怒江战役同时还是一场人民战争。腾冲壮丁几乎全部上了前线,充当远征军的向导和运输队,留在家里的老人、妇女和孩子,则是战场啦啦队的主要成员。远征军打到哪里,老百姓跟到哪里,为远征军呐喊助威。在腾冲攻城战中,离火线仅仅两公里多一点的山腰平地上,老百姓天天聚集观战,以至形成了一个小小的临时集市。
当年空战景况,亲历其境的腾冲老人至今记忆犹新。
毕世铣告诉记者,一次美国运输机到腾冲空投,遭两架日军战机尾追。正在紧要关头,从保山方向风驰电掣般地飞来一队美军战机,一架日机被击中,眼看就要坠地,突然拉转机头直奔已被我军攻占的来凤山,撞山坠毁。另一架带伤迫降,起落架被水渠卡住。
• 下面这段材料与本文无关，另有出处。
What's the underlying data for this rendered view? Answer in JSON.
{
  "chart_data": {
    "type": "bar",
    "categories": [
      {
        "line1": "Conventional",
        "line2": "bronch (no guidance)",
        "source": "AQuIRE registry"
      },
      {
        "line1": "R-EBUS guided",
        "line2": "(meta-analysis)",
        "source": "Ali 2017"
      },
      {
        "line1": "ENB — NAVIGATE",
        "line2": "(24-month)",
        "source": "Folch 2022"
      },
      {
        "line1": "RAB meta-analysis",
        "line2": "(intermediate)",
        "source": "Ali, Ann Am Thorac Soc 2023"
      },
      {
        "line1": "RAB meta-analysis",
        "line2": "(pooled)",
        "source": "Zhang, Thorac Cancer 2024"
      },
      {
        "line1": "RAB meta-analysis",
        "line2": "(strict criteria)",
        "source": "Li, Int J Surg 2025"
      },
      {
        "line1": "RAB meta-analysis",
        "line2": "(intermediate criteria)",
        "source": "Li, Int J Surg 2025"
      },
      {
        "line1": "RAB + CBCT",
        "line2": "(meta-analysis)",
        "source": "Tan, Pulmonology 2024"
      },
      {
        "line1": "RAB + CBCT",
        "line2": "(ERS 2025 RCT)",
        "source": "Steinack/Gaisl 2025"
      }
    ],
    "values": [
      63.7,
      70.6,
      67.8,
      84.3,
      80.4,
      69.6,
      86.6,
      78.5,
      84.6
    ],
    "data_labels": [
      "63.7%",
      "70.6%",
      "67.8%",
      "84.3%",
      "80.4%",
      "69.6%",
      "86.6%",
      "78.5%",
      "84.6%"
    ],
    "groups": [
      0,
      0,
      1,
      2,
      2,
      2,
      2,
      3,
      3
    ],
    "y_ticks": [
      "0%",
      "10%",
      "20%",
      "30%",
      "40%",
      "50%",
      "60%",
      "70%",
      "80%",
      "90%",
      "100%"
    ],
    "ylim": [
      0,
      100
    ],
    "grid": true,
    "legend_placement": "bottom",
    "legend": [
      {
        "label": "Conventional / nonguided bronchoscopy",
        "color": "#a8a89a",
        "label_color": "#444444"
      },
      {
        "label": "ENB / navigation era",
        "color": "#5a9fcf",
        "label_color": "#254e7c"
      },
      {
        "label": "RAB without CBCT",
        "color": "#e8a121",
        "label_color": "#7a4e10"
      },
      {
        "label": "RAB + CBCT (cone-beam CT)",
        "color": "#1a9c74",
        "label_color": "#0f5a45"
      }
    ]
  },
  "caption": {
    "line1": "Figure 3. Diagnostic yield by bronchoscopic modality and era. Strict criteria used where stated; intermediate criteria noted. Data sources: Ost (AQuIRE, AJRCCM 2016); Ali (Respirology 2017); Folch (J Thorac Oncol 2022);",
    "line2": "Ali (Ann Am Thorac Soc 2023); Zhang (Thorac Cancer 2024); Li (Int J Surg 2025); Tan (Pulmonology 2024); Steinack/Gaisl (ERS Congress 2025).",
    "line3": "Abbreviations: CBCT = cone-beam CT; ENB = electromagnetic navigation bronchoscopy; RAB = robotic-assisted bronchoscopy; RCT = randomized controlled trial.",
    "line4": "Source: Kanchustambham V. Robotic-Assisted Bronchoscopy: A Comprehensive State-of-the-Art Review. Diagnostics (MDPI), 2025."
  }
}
日军飞行员在机舱中拿出怀表和戒指,示意村民帮忙把战机推出来,大概想重新起飞逃走,但村民不为所动,反而领来远征军将战机重重包围,日军飞行员只好束手就擒。当时日军战机多为零式飞机,相比于美军F6F“泼妇”战斗机已大大落伍,根本不是对手。每当空战爆发,地面交战双方不约而同地停火,都仰着头全神贯注地观看空中交锋。结果无一例外都是日机败北。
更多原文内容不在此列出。